With its 'New Policy' the Chinese leadership sharpens the contradiction between manual and brain work and destroys the revolutionary alliance of working class and intellectuals. The intellectuals are intended to become faithful instruments in the hands of the new bourgeoisie under the new conditions of revisionist rule and to be detached from the working class. Teng and Hua need a mass basis among the people in order to strengthen their rule. They find this among the mass of petty-bourgeois intellectuals and bribe them with privileges and profitable positions. The dictatorship of the proletariat was abolished and the achievements of the proletarian revolution were destroyed.

Until recently this betrayal of Marxism-Leninism and socialism by the Teng/Hua-liquidationists has, for tactical reasons, not yet gone so far to criticize Mao Tsetung and Mao Tsetung Thought openly. Frequently capitalist measures are even covered up by using words of Mao, made to fill their purpose – just as the Soviet revisionists hide their revisionism behind a screen of Marxist-Leninist phrases.

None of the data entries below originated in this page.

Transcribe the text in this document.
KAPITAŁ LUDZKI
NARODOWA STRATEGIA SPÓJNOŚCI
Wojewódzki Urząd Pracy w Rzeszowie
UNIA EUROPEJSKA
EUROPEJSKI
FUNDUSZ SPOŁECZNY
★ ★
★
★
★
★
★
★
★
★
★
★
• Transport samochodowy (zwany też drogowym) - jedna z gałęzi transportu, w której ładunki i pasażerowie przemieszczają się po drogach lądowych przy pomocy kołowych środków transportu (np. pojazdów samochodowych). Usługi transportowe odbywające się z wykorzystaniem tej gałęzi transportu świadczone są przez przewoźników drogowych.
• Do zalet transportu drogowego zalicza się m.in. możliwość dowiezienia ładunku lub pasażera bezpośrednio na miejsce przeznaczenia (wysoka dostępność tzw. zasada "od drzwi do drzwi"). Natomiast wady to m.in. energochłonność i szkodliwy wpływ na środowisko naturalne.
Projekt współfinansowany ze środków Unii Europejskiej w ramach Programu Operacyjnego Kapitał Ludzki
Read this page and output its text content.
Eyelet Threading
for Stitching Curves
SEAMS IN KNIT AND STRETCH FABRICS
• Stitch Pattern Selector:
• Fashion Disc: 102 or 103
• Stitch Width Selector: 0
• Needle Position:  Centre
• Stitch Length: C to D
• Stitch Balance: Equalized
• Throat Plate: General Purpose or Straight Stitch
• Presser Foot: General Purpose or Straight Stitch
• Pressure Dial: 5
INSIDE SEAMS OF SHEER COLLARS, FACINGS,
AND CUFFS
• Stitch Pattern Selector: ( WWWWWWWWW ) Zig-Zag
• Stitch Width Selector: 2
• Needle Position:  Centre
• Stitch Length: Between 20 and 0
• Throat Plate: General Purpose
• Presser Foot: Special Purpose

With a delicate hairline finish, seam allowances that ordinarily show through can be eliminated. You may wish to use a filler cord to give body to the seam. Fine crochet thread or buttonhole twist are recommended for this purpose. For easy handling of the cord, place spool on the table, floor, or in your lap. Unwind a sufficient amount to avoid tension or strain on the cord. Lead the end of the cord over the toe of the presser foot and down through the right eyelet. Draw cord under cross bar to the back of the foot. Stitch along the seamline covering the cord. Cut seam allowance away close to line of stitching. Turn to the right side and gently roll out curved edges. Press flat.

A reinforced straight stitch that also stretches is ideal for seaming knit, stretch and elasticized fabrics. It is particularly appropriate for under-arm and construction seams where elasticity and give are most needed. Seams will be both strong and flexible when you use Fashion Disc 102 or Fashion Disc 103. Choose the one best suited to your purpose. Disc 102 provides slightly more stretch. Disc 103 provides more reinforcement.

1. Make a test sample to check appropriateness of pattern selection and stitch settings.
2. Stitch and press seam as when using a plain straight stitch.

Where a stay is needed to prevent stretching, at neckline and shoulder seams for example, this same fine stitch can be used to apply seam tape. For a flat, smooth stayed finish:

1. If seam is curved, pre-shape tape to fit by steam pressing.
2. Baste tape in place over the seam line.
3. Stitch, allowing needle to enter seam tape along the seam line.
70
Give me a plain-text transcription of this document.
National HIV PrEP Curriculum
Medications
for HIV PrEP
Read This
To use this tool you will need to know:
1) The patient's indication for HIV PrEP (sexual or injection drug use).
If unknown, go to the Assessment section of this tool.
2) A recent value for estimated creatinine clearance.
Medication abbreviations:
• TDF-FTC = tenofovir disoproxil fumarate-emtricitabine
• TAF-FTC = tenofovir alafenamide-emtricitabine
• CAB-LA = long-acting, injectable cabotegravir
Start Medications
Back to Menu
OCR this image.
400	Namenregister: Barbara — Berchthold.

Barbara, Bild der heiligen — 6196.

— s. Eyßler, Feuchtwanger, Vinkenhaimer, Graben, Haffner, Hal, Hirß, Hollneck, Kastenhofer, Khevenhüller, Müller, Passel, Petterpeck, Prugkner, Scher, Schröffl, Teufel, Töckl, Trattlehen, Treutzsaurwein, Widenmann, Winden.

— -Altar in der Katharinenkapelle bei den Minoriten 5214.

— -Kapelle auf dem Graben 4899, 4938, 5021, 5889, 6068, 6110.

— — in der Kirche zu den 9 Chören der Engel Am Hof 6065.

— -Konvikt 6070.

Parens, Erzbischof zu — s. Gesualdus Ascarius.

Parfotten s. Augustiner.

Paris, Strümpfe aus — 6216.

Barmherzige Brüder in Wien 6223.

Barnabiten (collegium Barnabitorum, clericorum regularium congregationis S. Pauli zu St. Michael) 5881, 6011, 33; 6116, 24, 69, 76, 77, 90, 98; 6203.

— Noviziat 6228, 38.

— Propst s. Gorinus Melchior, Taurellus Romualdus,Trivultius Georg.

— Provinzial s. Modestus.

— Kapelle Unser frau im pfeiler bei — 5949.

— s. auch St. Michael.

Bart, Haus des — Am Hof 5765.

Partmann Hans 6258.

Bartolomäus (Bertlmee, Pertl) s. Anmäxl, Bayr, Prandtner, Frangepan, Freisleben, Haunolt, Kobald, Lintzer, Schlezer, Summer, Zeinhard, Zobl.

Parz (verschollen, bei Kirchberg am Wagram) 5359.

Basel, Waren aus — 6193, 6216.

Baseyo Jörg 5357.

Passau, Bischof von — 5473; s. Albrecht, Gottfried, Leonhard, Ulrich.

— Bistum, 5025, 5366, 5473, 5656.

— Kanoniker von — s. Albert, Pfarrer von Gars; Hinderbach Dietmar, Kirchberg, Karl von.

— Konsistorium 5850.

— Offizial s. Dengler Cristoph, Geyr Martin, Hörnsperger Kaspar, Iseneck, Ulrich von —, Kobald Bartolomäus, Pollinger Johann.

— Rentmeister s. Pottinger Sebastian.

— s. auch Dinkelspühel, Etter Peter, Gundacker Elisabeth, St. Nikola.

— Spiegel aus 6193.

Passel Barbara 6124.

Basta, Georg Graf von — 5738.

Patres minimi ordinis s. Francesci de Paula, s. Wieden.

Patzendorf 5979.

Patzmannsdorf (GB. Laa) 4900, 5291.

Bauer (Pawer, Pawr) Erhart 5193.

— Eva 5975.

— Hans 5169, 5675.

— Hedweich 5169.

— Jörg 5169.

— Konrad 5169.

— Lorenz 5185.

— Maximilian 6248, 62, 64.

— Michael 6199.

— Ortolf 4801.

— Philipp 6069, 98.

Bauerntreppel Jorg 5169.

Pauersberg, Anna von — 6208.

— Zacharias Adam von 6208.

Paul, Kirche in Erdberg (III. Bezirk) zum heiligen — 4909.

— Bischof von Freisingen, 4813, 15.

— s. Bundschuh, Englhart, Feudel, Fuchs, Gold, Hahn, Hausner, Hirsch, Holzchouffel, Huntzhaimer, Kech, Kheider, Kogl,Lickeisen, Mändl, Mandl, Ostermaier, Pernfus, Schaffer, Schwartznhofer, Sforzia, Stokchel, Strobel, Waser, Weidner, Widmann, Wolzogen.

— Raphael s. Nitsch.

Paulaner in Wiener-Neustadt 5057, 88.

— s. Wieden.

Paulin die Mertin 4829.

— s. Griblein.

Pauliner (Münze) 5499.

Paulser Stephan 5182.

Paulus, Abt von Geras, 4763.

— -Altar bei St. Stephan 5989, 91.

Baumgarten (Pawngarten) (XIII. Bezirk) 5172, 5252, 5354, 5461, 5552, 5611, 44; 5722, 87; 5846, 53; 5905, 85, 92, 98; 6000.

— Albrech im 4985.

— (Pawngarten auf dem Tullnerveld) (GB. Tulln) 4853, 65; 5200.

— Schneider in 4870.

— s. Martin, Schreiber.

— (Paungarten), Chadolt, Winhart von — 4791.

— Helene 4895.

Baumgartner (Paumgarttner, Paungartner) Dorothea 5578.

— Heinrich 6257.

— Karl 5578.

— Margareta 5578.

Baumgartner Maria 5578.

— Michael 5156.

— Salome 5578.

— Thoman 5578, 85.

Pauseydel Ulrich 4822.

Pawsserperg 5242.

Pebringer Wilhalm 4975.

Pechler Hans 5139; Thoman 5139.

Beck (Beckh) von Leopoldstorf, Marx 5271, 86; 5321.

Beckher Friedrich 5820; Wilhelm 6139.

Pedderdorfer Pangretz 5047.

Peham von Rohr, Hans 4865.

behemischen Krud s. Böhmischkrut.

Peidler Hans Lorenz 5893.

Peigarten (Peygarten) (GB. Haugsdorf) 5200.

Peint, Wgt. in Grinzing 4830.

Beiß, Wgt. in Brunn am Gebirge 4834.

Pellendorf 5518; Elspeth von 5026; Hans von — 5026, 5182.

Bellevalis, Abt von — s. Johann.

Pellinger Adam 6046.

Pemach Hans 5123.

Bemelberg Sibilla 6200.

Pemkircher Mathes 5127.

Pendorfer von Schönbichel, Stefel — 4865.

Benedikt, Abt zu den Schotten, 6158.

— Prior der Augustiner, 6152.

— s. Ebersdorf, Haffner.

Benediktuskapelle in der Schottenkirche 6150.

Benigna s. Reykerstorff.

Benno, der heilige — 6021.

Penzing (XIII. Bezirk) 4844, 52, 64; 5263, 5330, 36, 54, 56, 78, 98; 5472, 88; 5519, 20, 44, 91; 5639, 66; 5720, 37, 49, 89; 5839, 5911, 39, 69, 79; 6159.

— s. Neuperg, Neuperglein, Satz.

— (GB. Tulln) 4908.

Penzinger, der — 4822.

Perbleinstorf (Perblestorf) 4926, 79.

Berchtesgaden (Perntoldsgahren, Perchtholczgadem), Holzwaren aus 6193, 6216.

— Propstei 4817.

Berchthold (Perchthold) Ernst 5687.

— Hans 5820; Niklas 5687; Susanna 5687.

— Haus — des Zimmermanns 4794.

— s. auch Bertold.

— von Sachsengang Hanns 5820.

The revisionist betrayal of the Teng/Hua-clique has done as much damage to the international communist and labour movement as the world-wide revisionism introduced by Khrushchev at the 20th Congress of the CPSU in 1956 did.

Marxist-Leninists condemn the revisionism which has been practiced since Mao's death by the new leadership with Teng and Hua at the top. As a consequence of revisionism, capitalism has been restored and China has, in a social-imperialist manner, invaded Vietnam. The Chinese leadership's bellicose stand and its boot-licking of the superpower USA and the leading reactionaries in the capitalist countries have created a profound mistrust on the part of working masses throughout the world. A great split has divided the Marxist-Leninist movement world-wide, a split into followers and opponents of the new Chinese leadership. The dispute has led to liquidation or splitting up of many organizations. This world-wide liquidationism was reinforced by the fatal position taken by Enver Hoxha and the Party of Labour of Albania. On the one hand, they condemn the betrayal of the Teng/Hua-clique, which is fully justified, and were the first to reject the so-called 'three worlds theory', on the other hand they claim that Mao Tsetung is responsible for the whole negative development in China, denounce him as a revisionist and a Chinese Khrushchev, slander his thought as anti-Marxist-Leninist, and thereby create profound confusion in the communist and labour movement, encouraging world-wide liquidationism.

In the ideological struggle against modern revisionism of the Soviet and Chinese variety, Enver Hoxha is a shady figure – on the one hand he is against it, on the other hand he is on a revisionist path himself in attacking Mao Tsetung and Mao Tsetung Thought. This discredits him in the eyes of many Marxist-Leninists all over the world. In his blind effort to degrade Mao Tsetung in order to put himself in a more favourable light he has come very close to people like Robert Steigerwald, the leading theoretician of the revisionist German Communist Party (DKP).